O’Donnell’s ratings have long been in the toilet, but her partisan tilt was the final straw after Trump’s victory.
The network’s corporate owner, Paramount Global, needs Federal Communications Commission approval for a planned merger with Skydance Media.
Concerns about the merger almost certainly explain why CBS suddenly entered into settlement talks with Trump about a lawsuit he filed against “60 Minutes” over how it handled a campaign interview with Harris.
Previously the network insisted it did nothing wrong, even though it showed Harris giving one answer in a promo and a different answer to the same question on the program.
Despite calls to explain the discrepancy, network officials stonewalled by refusing to release full video footage and transcript, which is why Trump sued even though success was a longshot.
Yet here we are, with Trump in the White House, settlement talks underway and his new head of the FCC demanding the same transcript and footage of the Harris interview.
This time the network complied after FCC Chairman Brendan Carr reportedly told Paramount that evidence of political bias would factor into the decision about whether to approve the merger, which would involve transferring broadcast licenses.
Fairing better
Corporate ownership is also a big issue at NBC, which showed Todd the exit.
Parent company Comcast wants to sell its cable assets, including MSNBC, which will require regulatory approval by the administration.
MSNBC’s anti-Trumpism is so disturbingly hateful that it often sounds like a fever swamp from another planet.
Comcast hasn’t made any effort to bring it back to Earth, but given that its audience has declined sharply and the regulation thicket ahead, that seems inevitable.

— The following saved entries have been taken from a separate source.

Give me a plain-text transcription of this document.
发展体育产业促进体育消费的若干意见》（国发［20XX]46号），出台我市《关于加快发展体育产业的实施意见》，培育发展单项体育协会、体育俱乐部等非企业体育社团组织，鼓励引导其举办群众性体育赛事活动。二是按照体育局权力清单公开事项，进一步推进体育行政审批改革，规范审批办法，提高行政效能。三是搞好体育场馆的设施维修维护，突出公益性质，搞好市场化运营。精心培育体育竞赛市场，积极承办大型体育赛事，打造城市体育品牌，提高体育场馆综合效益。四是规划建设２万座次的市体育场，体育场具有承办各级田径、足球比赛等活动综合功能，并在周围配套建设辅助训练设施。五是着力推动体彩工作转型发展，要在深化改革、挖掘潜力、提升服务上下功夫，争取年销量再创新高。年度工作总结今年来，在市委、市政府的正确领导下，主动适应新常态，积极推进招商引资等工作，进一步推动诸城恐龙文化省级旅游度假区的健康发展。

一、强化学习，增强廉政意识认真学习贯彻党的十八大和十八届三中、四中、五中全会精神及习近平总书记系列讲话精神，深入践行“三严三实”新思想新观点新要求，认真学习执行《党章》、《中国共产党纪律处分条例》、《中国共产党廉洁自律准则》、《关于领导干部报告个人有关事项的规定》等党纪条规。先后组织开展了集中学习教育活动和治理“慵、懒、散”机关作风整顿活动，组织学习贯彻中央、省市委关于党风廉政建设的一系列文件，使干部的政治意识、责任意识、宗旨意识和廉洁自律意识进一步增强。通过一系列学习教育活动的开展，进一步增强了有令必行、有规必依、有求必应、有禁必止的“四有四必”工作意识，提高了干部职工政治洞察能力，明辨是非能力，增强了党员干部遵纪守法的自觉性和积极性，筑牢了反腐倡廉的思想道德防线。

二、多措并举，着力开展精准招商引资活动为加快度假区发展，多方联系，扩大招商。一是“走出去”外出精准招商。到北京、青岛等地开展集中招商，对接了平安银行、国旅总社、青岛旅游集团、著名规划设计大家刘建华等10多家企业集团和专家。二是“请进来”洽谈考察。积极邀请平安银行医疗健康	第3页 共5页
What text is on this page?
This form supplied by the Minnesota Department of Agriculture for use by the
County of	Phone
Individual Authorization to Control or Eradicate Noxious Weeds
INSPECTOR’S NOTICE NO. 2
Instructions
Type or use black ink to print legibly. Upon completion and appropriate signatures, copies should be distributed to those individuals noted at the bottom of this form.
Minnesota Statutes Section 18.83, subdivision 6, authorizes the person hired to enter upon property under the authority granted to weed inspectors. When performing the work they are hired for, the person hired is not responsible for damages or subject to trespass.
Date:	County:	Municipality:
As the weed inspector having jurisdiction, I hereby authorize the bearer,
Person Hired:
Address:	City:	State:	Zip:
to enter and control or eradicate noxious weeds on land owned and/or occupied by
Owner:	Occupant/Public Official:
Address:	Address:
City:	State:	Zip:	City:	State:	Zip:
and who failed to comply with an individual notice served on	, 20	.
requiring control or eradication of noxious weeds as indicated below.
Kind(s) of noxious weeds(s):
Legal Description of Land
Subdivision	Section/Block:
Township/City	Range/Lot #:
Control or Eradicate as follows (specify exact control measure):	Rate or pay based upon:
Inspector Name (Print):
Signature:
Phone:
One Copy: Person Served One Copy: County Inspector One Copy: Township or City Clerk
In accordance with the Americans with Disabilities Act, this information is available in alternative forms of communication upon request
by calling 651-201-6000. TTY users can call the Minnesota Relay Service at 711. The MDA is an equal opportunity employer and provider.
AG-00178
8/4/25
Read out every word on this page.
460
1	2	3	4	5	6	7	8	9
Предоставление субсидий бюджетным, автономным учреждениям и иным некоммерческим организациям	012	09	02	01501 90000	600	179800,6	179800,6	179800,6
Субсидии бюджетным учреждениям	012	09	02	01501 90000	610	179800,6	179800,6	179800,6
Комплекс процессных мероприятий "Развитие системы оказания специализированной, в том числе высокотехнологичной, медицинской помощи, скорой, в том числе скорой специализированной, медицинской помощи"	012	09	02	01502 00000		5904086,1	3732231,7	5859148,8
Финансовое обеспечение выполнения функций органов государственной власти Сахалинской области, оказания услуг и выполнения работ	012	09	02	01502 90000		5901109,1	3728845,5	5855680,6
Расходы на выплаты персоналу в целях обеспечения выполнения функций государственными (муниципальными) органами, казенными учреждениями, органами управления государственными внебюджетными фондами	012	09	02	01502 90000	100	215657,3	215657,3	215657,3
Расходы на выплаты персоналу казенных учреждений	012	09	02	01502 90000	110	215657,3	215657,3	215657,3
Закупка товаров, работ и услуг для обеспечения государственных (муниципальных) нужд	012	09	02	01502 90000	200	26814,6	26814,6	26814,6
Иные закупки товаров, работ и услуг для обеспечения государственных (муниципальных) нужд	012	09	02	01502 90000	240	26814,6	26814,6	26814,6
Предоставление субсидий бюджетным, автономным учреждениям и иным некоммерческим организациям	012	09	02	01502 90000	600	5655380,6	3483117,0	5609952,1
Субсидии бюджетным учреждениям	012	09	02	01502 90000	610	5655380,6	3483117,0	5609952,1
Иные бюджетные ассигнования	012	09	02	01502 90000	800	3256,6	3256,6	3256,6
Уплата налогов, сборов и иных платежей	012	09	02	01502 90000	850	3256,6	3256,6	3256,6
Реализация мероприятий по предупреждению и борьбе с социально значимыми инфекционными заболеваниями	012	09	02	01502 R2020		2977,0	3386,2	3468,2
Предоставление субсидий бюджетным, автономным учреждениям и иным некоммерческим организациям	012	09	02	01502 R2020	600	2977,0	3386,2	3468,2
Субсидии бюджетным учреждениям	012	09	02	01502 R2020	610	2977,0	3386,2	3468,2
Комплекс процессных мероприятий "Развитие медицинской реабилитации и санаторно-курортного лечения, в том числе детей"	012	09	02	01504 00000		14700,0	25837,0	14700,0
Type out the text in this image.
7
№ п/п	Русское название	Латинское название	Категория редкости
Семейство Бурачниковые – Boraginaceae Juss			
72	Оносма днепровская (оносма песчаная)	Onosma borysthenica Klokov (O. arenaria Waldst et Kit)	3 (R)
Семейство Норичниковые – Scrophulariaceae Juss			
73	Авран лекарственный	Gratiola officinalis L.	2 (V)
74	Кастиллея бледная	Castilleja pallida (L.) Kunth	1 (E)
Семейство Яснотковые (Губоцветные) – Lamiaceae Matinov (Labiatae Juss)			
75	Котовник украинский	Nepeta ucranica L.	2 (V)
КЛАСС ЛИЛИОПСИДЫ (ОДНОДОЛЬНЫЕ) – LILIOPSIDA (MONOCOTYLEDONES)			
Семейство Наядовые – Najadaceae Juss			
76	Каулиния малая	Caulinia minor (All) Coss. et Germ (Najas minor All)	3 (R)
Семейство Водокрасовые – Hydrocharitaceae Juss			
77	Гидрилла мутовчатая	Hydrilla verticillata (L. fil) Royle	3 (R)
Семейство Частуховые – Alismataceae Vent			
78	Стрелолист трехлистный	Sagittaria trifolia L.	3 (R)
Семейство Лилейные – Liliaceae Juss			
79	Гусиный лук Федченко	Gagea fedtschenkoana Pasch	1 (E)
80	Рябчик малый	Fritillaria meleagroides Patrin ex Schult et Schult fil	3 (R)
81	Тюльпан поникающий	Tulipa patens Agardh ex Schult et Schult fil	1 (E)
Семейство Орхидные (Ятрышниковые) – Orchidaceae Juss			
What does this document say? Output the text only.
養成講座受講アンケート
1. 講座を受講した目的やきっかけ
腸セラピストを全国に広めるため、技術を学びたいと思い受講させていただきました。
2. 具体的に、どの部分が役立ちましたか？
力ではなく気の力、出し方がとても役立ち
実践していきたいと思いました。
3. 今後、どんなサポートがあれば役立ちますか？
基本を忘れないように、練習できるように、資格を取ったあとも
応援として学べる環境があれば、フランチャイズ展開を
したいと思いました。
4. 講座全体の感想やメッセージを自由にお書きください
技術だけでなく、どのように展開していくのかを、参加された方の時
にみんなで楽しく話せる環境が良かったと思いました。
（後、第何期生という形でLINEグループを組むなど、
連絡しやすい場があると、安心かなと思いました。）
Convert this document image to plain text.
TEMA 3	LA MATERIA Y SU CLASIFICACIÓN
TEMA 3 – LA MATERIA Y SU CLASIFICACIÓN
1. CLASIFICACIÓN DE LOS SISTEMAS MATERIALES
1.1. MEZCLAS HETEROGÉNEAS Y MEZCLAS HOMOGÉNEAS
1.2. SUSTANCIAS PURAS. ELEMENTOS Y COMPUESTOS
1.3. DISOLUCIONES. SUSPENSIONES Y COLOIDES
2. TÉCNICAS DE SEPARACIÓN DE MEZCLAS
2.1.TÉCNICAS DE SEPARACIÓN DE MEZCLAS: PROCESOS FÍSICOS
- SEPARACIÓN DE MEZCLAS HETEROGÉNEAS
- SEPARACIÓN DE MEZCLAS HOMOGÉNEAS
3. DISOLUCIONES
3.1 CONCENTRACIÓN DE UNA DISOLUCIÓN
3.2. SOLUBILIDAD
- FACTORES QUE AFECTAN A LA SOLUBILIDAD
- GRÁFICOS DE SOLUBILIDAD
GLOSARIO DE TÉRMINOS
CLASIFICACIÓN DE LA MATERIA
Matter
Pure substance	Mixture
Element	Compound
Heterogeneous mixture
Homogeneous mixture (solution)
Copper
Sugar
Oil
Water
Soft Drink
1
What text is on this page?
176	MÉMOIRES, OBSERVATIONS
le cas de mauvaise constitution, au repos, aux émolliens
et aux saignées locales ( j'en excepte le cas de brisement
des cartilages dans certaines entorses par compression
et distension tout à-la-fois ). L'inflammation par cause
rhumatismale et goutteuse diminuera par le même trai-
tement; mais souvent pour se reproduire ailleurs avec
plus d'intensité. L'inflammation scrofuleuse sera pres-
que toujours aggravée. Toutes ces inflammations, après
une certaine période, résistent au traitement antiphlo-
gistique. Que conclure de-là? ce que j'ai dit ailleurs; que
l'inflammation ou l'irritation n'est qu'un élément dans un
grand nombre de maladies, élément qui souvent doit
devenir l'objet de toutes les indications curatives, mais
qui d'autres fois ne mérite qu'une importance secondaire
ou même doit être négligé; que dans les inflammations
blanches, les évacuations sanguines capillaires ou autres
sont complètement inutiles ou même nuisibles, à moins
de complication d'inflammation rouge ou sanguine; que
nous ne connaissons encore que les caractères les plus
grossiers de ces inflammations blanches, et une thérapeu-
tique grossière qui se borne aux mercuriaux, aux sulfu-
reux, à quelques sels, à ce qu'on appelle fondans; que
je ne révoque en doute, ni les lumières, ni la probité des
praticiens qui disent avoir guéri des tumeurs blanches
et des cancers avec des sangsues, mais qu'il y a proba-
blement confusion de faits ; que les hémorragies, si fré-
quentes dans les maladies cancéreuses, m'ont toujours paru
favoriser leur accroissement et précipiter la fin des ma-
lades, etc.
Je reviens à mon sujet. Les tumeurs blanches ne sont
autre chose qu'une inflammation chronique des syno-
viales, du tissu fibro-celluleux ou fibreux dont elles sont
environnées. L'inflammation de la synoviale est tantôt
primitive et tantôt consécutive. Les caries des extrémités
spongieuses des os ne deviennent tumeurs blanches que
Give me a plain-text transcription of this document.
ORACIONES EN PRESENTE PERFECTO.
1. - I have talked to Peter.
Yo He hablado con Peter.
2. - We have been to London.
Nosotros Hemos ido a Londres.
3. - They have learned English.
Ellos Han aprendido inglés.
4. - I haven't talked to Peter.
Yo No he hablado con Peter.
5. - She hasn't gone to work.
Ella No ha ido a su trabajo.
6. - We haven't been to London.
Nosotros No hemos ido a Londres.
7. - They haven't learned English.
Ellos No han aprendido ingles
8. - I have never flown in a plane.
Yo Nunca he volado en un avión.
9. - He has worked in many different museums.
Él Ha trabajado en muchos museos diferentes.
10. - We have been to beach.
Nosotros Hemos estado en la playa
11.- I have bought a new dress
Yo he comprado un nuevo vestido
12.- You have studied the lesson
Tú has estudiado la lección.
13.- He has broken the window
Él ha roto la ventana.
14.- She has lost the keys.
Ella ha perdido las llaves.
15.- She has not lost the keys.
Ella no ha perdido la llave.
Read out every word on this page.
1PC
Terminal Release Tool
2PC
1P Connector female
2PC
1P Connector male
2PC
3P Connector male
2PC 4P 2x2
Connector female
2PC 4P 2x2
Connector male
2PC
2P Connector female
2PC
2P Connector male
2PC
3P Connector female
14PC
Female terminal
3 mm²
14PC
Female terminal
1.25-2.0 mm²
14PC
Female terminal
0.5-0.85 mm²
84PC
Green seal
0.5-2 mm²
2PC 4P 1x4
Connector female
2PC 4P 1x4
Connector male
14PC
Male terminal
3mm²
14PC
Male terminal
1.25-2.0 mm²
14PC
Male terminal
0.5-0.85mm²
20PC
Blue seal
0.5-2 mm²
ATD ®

The business issues at CNN are different in that it faces a financial squeeze as it continues a long slide into oblivion.
Its decline contrasts starkly with Trump’s standing, as he is enjoying the highest public approval marks of his career.
As a result, the nonstop barrage against him from Acosta and others is proving to be a dead end with viewers, most of whom, even those who didn’t vote for Trump, desperately want to see America succeed at a time of national and international turmoil.
Across the TV news business, it would be ideal if the bosses suddenly saw the light about America’s need for honest, nonpartisan journalism and made changes in their approach.
But we can at least be hopeful that the networks will move closer to where they should be, even if it’s only because they fear Trump and want to protect the bottom line.